As ligações do pesquisador com o Brasil vêm da infância. Em 1976, o pai de Helmut – engenheiro de uma multinacional alemã – foi transferido para Curitiba e trouxe toda a família. Os Schwarzer se integraram à vida da cidade, morando em bairros como Vista Alegre, Cristo Rei e São Braz. Usavam transporte público e matricularam os filhos no que lhes disseram ser um dos melhores colégios da cidade – o “Nossa Senhora Medianeira”. Helmut não se lembra ao certo, mas é provável que ao frequentar a escola jesuíta tenha descoberto a pobreza do Brasil, tema que o perseguiria dali para frente. Do lado da instituição havia (e há) uma favela – a Vila das Torres, zona então irregular, com 6,5 mil moradores. Bastava dar uma olhada pela janela da sala de aula. O fato é que mesmo depois de adulto, formado em Economia pela UFPR e de volta à Europa, seguiu interessado pelo país que tem dificuldades crônicas em dividir sua riqueza.
“A pobreza é um tema que o Brasil não quis enfrentar ou não o fez de forma substantiva. Eu diria que políticas como a de valorização do salário mínimo foram uma ferramenta importante.”
A questão virou uma causa secreta, fonte de estudos e passaporte natural para que assumisse, no início deste ano, o posto de secretário nacional de Renda de Cidadania do Ministério do Desenvolvimento Social e Combate à Fome (MDS). O cargo não lhe dá sossego. Continua atendendo dezenas de comitivas internacionais, interessadas na logística espetacular do Bolsa Família – implantado em 5,5 mil municípios. Contido, técnico e avesso a bravatas, Helmut põe tabelas e planilhas à mesa. Permanece, em certo sentido, um rigoroso consultor de seguridade social da OIT. Não lega detalhes inclusive aos opositores. “O programa custa 0,5% do PIB e atende 25% da população brasileira”, avisa, para começo de conversa.
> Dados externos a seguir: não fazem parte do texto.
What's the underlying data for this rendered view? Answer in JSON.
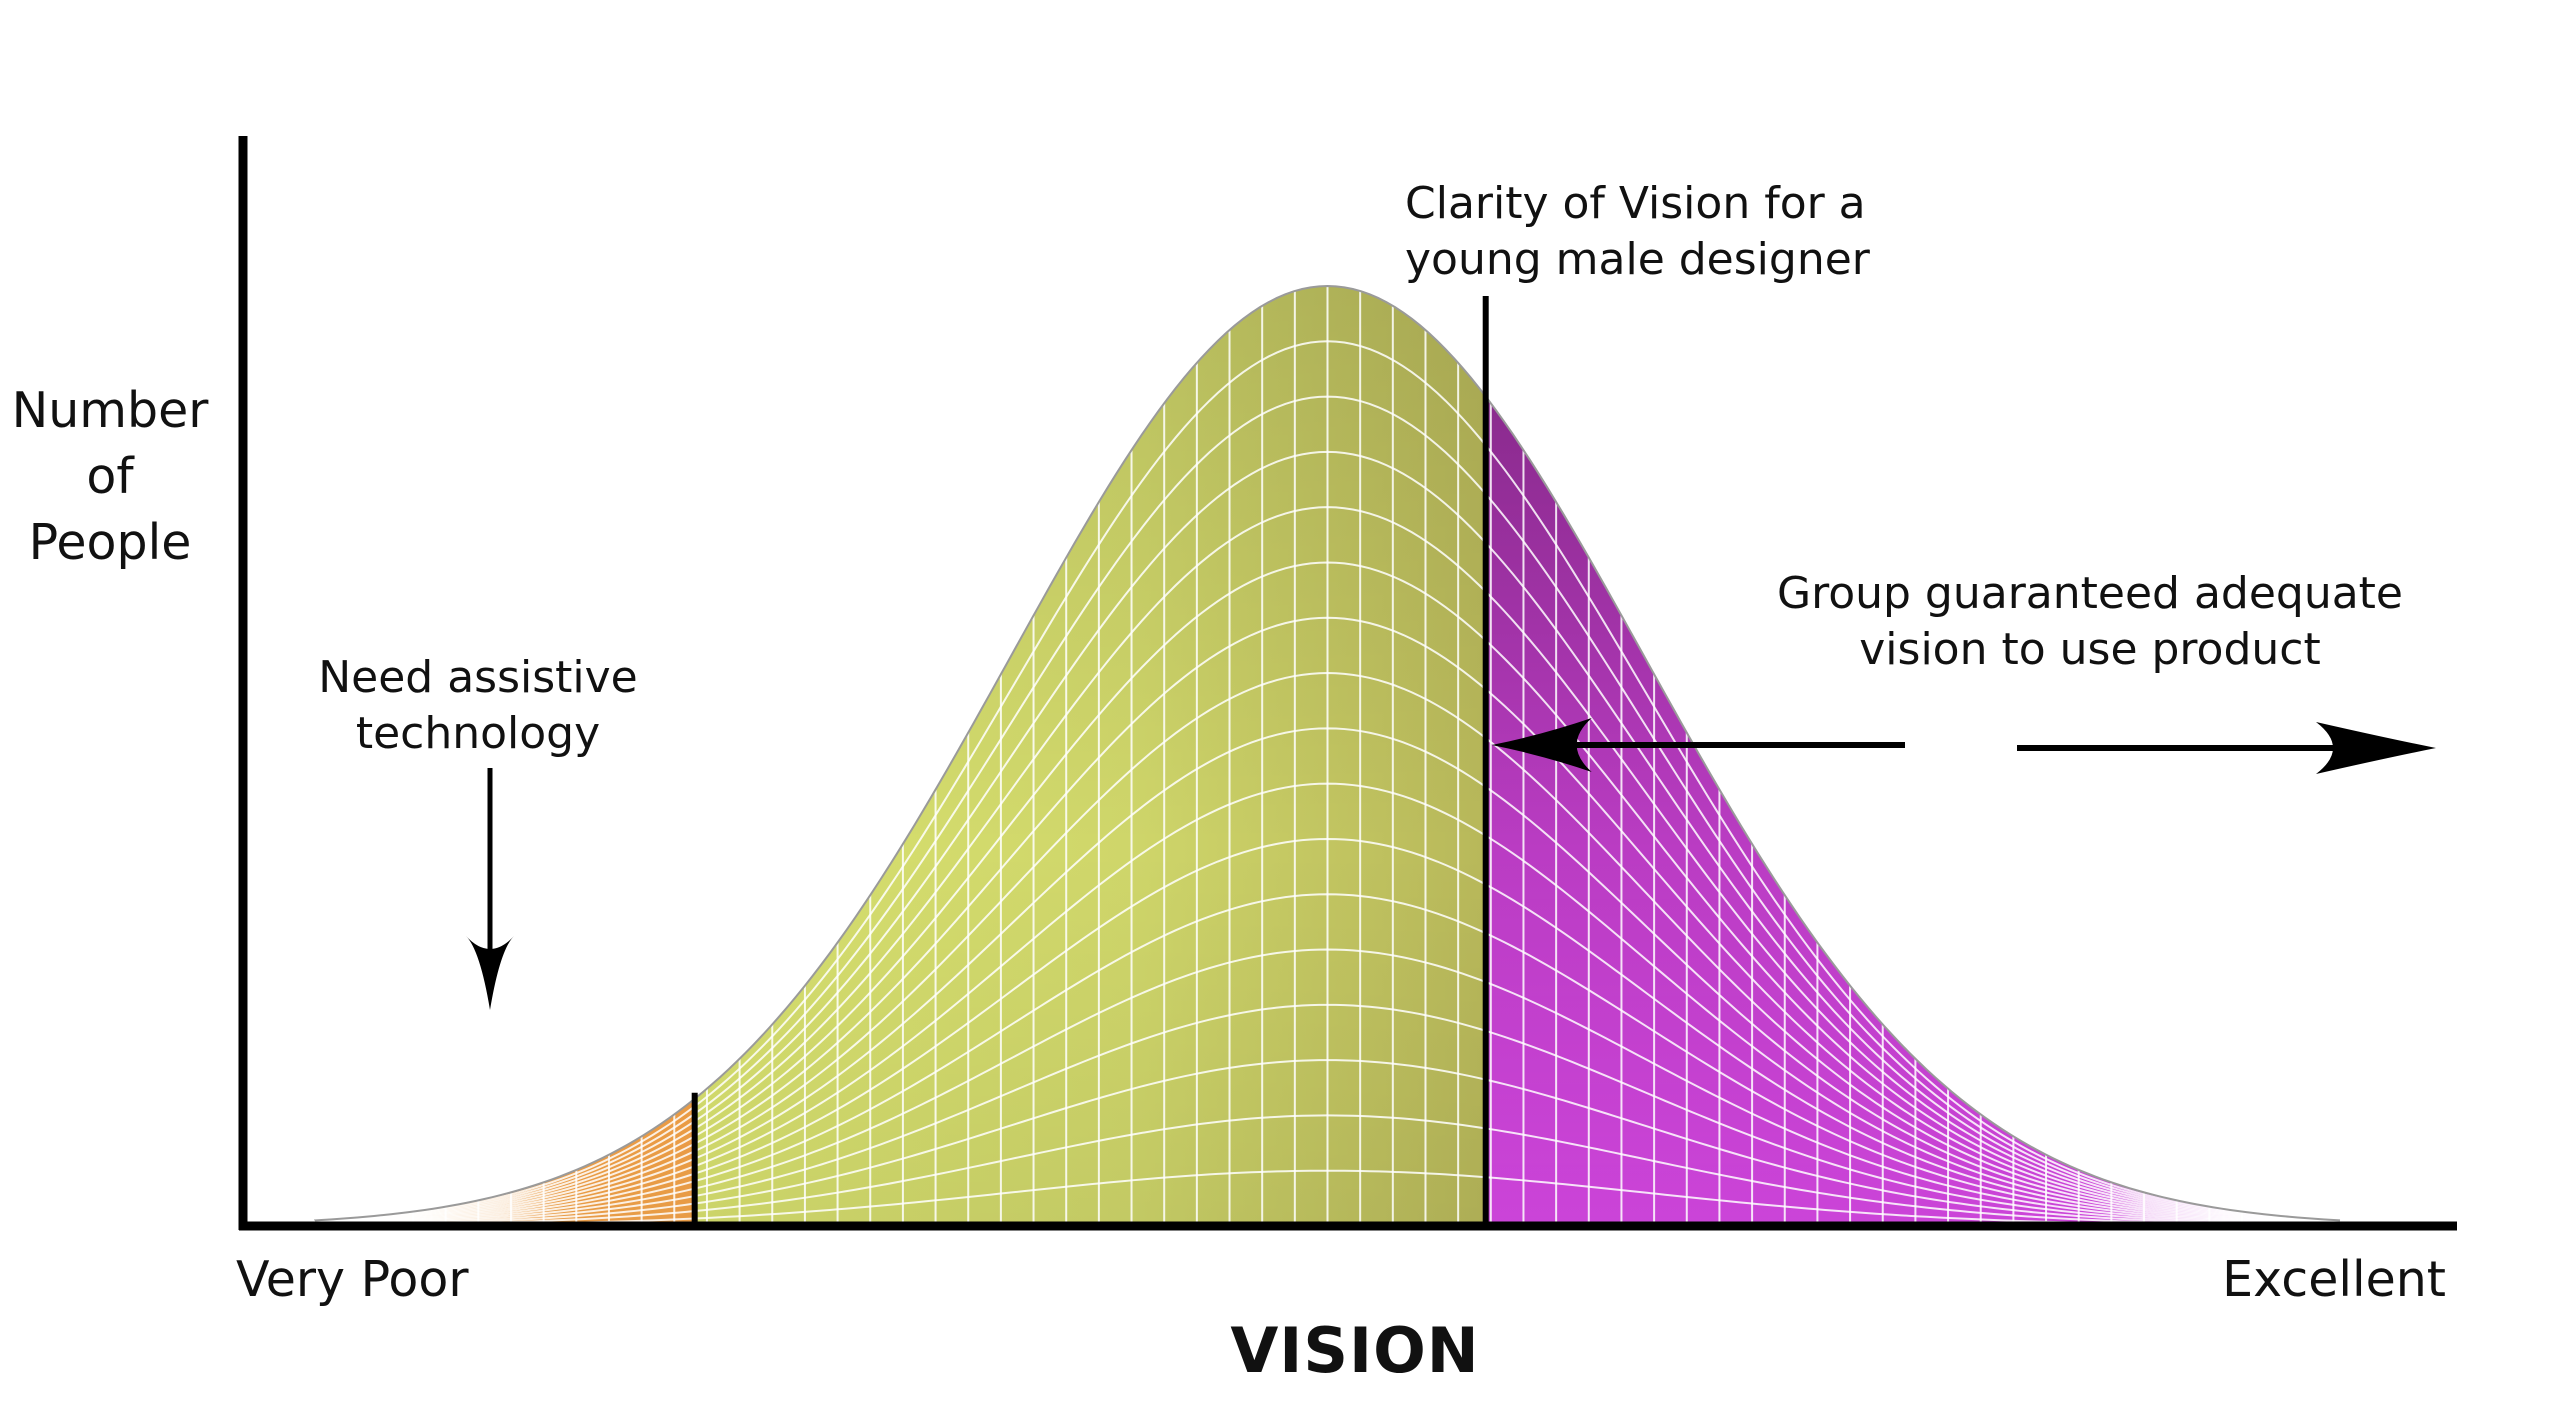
{
  "chart_data": {
    "type": "area",
    "ylabel_lines": [
      "Number",
      "of",
      "People"
    ],
    "xlabel": "VISION",
    "x_ticks": {
      "left": "Very Poor",
      "right": "Excellent"
    },
    "distribution": {
      "shape": "normal",
      "mean": 0,
      "sd": 1,
      "x_range": [
        -3.2,
        3.2
      ]
    },
    "regions": [
      {
        "from": -3.2,
        "to": -2.0,
        "color": "#f29a3e"
      },
      {
        "from": -2.0,
        "to": 0.5,
        "color": "#d9e26a"
      },
      {
        "from": 0.5,
        "to": 3.2,
        "color": "#c436d6"
      }
    ],
    "thresholds": [
      -2.0,
      0.5
    ],
    "grid": true,
    "annotations": {
      "designer": [
        "Clarity of Vision for a",
        "young male designer"
      ],
      "assistive": [
        "Need assistive",
        "technology"
      ],
      "group": [
        "Group guaranteed adequate",
        "vision to use product"
      ]
    }
  },
  "colors": {
    "axis": "#000000",
    "grid": "#ffffff",
    "shadow": "#3a2a10"
  }
}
No final de agosto, Helmut Schwarzer veio a Curitiba para conhecer o trabalho da Fundação de Ação Social. Aproveitou para rever a cidade onde morou 17 anos. Que tipo de “curitibano” era? Foi da geração que descobriu a literatura nas míticas aulas do professor Paulo Venturelli, no Medianeira; e da turma que praticou escotismo sob a liderança do advogado Paulo Salamuni, hoje vereador. “Que maldade me perguntar em que bares eu ia”, disse, num momento de descontração durante entrevista exclusiva à Gazeta do Povo.
Dentre as críticas feitas ao Bolsa Família, qual o senhor considera mais injusta?
Chamar o programa de eleitoreiro, dizer que utiliza mecanismos de políticas de governo, quando na verdade pratica políticas de saúde e educação. O Bolsa Família pratica um conceito de direito – o direito de sair da condição de pobreza.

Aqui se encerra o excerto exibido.